Никогда еще прииски не видели такого бурного веселья. На каждом доме развевались флаги. В кабачках пиво лилось рекой и стоял оглушительный гомон. Так продолжалось весь день и всю ночь, пока усталость не начала валить людей с ног. Что же это такое? – недоумевала Салли. Быть может, так проявляется какая-то первобытная жажда жизни – инстинкт, столь же безотчетный, как и та истерия, что владела людьми в первые дни войны? Означает ли это всеобщее ликование, что народ узнал цену миру и сумеет сохранить его? Или это торжество – просто предлог, чтобы забыться после всех тягот войны и пошуметь, повеселиться вволю?
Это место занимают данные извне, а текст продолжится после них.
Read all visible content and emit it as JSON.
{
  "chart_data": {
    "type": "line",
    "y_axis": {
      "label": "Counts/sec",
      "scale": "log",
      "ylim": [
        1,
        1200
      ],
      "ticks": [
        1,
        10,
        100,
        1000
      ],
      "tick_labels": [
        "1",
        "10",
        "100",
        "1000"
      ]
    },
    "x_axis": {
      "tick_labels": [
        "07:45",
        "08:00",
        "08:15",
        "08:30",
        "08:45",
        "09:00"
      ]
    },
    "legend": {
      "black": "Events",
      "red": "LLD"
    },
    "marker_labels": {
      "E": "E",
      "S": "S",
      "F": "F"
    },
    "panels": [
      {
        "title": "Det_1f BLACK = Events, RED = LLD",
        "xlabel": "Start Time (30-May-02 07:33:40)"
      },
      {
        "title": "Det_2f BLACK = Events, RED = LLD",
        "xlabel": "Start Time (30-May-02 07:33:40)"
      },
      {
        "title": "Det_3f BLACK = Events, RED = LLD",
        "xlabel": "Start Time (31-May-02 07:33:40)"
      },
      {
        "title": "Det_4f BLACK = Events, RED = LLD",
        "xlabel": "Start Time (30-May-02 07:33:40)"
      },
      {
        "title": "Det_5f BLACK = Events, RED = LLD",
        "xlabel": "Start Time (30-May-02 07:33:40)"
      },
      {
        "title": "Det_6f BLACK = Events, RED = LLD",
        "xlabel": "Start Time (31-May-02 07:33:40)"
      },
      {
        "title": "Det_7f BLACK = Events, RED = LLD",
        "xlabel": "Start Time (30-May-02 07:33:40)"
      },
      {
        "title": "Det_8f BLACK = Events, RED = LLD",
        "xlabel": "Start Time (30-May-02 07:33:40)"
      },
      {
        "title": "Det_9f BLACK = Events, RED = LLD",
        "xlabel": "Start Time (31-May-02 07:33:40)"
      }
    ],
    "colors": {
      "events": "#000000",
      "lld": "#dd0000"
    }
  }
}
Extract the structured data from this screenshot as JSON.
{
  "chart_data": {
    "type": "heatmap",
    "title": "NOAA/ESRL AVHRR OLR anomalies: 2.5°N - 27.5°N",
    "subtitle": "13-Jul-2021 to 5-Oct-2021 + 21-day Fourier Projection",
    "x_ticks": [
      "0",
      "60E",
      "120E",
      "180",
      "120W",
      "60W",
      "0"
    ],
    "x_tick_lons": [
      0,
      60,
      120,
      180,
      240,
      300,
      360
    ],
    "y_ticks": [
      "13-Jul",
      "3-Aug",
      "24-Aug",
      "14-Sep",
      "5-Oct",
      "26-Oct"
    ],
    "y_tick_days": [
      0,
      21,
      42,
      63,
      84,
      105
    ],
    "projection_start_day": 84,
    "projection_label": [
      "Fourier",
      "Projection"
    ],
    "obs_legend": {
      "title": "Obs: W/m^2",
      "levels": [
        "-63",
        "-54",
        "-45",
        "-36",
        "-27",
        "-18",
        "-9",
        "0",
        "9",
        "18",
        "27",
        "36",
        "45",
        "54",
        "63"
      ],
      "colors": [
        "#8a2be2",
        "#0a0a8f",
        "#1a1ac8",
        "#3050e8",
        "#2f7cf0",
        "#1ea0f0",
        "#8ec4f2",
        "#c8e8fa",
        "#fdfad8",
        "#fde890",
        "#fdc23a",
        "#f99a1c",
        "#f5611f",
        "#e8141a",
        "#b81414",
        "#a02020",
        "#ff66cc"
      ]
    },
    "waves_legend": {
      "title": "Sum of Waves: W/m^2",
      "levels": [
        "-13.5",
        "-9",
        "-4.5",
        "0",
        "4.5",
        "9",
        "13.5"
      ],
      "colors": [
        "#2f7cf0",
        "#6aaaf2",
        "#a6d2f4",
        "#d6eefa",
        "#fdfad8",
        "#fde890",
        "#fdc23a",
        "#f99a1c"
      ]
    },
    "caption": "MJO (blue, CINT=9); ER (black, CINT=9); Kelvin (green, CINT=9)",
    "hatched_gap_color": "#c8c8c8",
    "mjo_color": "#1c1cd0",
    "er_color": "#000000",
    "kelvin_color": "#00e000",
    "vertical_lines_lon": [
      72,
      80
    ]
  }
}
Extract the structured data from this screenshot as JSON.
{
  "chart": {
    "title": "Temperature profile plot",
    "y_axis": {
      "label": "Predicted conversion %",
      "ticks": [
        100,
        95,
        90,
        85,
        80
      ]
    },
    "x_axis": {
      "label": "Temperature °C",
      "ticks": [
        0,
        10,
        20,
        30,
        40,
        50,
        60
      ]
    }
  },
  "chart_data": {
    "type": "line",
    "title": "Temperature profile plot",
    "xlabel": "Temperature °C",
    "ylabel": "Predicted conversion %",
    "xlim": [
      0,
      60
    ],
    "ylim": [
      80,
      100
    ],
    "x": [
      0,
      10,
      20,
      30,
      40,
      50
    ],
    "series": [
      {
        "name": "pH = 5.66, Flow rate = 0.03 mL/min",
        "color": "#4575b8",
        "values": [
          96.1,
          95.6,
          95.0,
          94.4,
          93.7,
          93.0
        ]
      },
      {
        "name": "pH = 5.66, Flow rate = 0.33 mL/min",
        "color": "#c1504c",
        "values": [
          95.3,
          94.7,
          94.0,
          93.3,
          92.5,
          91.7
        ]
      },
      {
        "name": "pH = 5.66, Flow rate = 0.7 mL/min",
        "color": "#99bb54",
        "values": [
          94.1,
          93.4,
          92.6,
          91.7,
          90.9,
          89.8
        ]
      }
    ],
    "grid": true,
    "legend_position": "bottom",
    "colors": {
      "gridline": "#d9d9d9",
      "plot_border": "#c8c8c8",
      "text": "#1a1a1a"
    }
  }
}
Моррис не пожелал принять участие в празднествах. Он был доволен тем, что перемирие подписано и союзники победили, но он не мог веселиться, когда Лала не было в живых. Такой ценой заплатил он, Моррис, за победу и мир. А Салли слишком глубоко и благоговейно радовалась наступлению мира, чтобы присоединиться к разнузданному веселью, кипевшему на улицах. Заходили друзья и соседи, рассказывали о том, что творится в городе, потешались над разными забавными случаями. Мари, Динни, Тому и Эйли – каждому было что рассказать о веселом безумстве, охватившем всех. Это был великий день для Калгурли и Боулдера.
Прошла неделя-другая, и как-то вечером Салли увидела рослого парня в форме десятого полка легкой кавалерии; солдат толкнул калитку сада и зашагал по дорожке к дому; от волнения у Салли потемнело в глазах.
В сумерках ей показалось на миг, что это Лал, и она, вся дрожа, ухватилась за перила. Но крепкой широкоплечей фигуре, которая приближалась к ней, не хватало небрежной, чуть вразвалку походки Лала… Когда солдат подошел совсем близко и Салли могла уже рассмотреть его худощавое, суровое, бронзовое от загара лицо, она узнала Перти Моллоя – его добрые карие глаза так напоминали глаза матери. Он был теперь сержант и награжден за отвагу. Об этом говорила узкая алая ленточка на его потрепанной форме. Но в ту минуту, когда глаза Перти встретились с глазами Салли, он думал только о том, что привело его сюда. Он думал о Лале – поняла она, когда он крепко сжал ее руку.
– Я был с Лалом, миссис Гауг, – сказал он. – Я подумал, может, вы захотите узнать, как это случилось.
Притащился Моррис, и в прохладе вечера, наполненной густым, пряным ароматом вьюнка, они втроем сидели на веранде, и Перти Моллой рассказывал.
– Мы с Лалом были на Галлиполи, пока на высоте Уокера нас не подкосило обоих, – сказал он. – Как только Лал вышел из госпиталя, его произвели в офицеры, и он чего только не делал, чтобы попасть обратно в полк, но нас прежде направили в лагерь для переформирования и подготовки. Немного погодя я тоже получил нашивки – думаю, потому, что Лал замолвил за меня доброе слово. Ей-богу, приятно было знать, что я буду служить под командой Лала: вместе оно куда легче.
Ребята были настроены бодро, радовались, что могут снова сесть на коней и дышать полной грудью, хотя и нелегко было продвигаться в такую жару по песку. И все же Палестина – хорошая страна: то видишь старого араба, плетущегося за деревянным плугом, то едешь полями ячменя или оливковыми рощами, иногда проезжаешь деревню бедуинов или пересекаешь вади – это вроде высохшего русла ручья.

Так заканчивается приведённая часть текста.